Paramhansa Yogananda meditating, 1910. Wikimedia Commons
In 1915, Mukunda became a monk of India's historic monastic Swami Order and was given the name Yogananda at that time. In 1917, Yogananda founded a 'How To Live' school for boys, combining contemporary learning approaches with yoga practice and spiritual values teachings.
In 1920, on a routine day, Yogananda was meditating when he received a heavenly vision telling him that now he was ready to initiate his mission in the West. In September of 1920, he landed in Boston, Massachusetts, and delivered his first address about "The Science of Religion" at the "International Congress of Religious Liberals." His speech was well-appreciated and the audience erupted in applause after that.
Yogananda's teaching reflected old Vedic beliefs. He always said, our purpose is to discover our actual Self, our soul. As a result, his core teachings were based on Self-realization. Yogananda encouraged the audience to contemplate and directly experience reality, saying that God is omnipresent and he is in the hearts of all living creatures.
In the same year, he established Self-Realization Fellowship to propagate his lectures on Yoga around the world. White racists were extremely irritated by his obvious, boundless grandeur. Religious people were displeased with his mission of togetherness, which exposed the flaws in their doctrines. Considering these factors, his enormous popularity and influence on Western culture were nothing short of a miracle. In such an unfriendly, violent, culture, Yogananda, with his bright charisma and spiritual might, launched his mission to propagate Yoga in the West. His goal was to have a significant effect on American culture.
Yogananda giving a class in Washington, D.C. Wikimedia Commons
Hundreds and thousands of people attended Yogananda's talks. A spiritual master attracting such enormous crowds was formerly unheard of. In 1924, his talks drew such enormous crowds that they were able to fill America's greatest venues, including Carnegie Hall in New York, and a Denver auditorium, and the Philharmonic Theater in LA. In a Washington, D.C. auditorium, he spoke to a gathering of 5000 people.

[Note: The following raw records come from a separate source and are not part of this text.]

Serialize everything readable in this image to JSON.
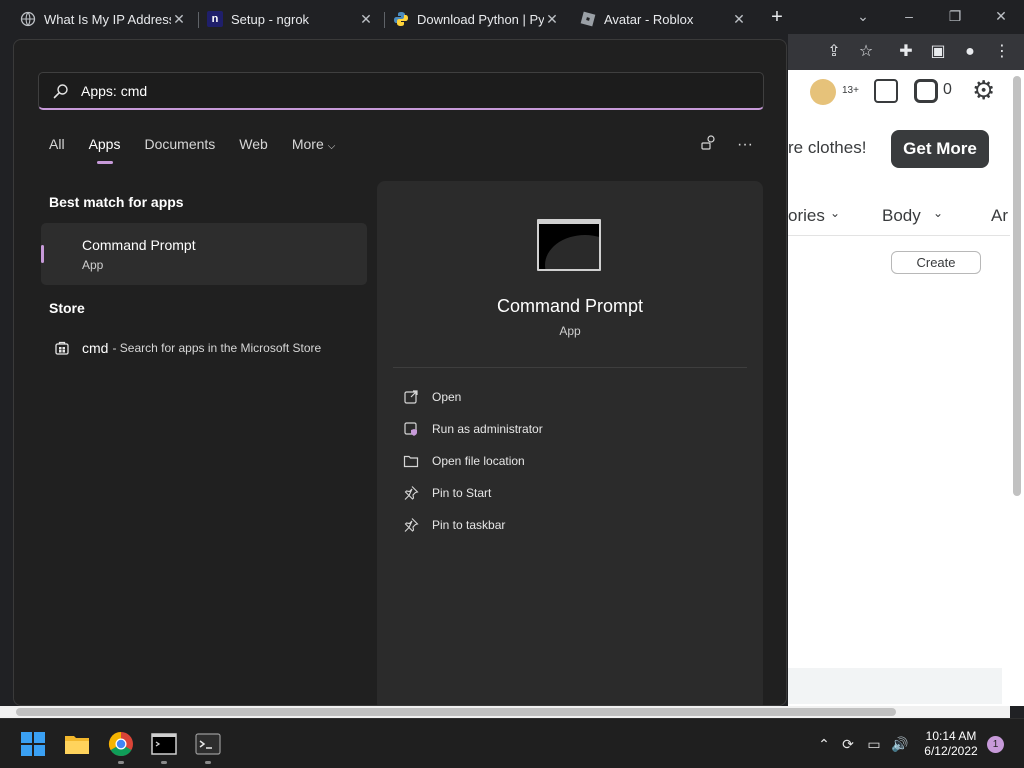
{
  "browser": {
    "tabs": [
      {
        "title": "What Is My IP Address",
        "favicon": "globe-icon"
      },
      {
        "title": "Setup - ngrok",
        "favicon": "ngrok-icon"
      },
      {
        "title": "Download Python | Py",
        "favicon": "python-icon"
      },
      {
        "title": "Avatar - Roblox",
        "favicon": "roblox-icon"
      }
    ],
    "new_tab": "+",
    "toolbar_icons": [
      "share-icon",
      "star-icon",
      "extensions-icon",
      "sidepanel-icon",
      "profile-icon",
      "kebab-menu-icon"
    ]
  },
  "roblox": {
    "age_badge": "13+",
    "robux_count": "0",
    "banner_text": "re clothes!",
    "get_more": "Get More",
    "categories": [
      {
        "label": "ories"
      },
      {
        "label": "Body"
      },
      {
        "label": "Ar"
      }
    ],
    "create": "Create"
  },
  "start_search": {
    "search_value": "Apps: cmd",
    "filter_tabs": [
      {
        "label": "All"
      },
      {
        "label": "Apps"
      },
      {
        "label": "Documents"
      },
      {
        "label": "Web"
      },
      {
        "label": "More"
      }
    ],
    "active_tab": "Apps",
    "best_match_heading": "Best match for apps",
    "best_match": {
      "title": "Command Prompt",
      "subtitle": "App"
    },
    "store_heading": "Store",
    "store_item": {
      "query": "cmd",
      "rest": "- Search for apps in the Microsoft Store"
    },
    "detail": {
      "title": "Command Prompt",
      "type": "App",
      "actions": [
        {
          "label": "Open",
          "icon": "open-icon"
        },
        {
          "label": "Run as administrator",
          "icon": "admin-shield-icon"
        },
        {
          "label": "Open file location",
          "icon": "folder-icon"
        },
        {
          "label": "Pin to Start",
          "icon": "pin-icon"
        },
        {
          "label": "Pin to taskbar",
          "icon": "pin-icon"
        }
      ]
    }
  },
  "taskbar": {
    "apps": [
      "windows-start-icon",
      "file-explorer-icon",
      "chrome-icon",
      "cmd-icon",
      "terminal-icon"
    ],
    "time": "10:14 AM",
    "date": "6/12/2022",
    "notifications": "1"
  },
  "colors": {
    "accent": "#c79ad9",
    "flyout_bg": "#202020",
    "taskbar_bg": "#1f1f1f"
  }
}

His talks and mission piqued the interest of many famous personalities as well. President Coolidge of the United States welcomed him to the White House in 1927. This demonstrates his colossal and far-reaching ambitions. Yogananda's speeches piqued the interest of prominent American CEOs, scientists, and professors including Steve Jobs, Henry Ford, and Lurthur Burbank.
Yogananda arrived in America bearing ancient India's most eminent truths and knowledge. He also brought the Western world to the notion of a holy guru-disciple (master-disciple) connection, which had hitherto been unheard of. He introduced meditation to westerners. And today it has exploded in popularity, with millions of Westerners now practicing it.
Yogananda taught universal truths, he emphasized the fundamental interconnectedness of the world's great faiths. What makes him so extraordinary is that he established an exceedingly high threshold for spirituality and successfully propagated it.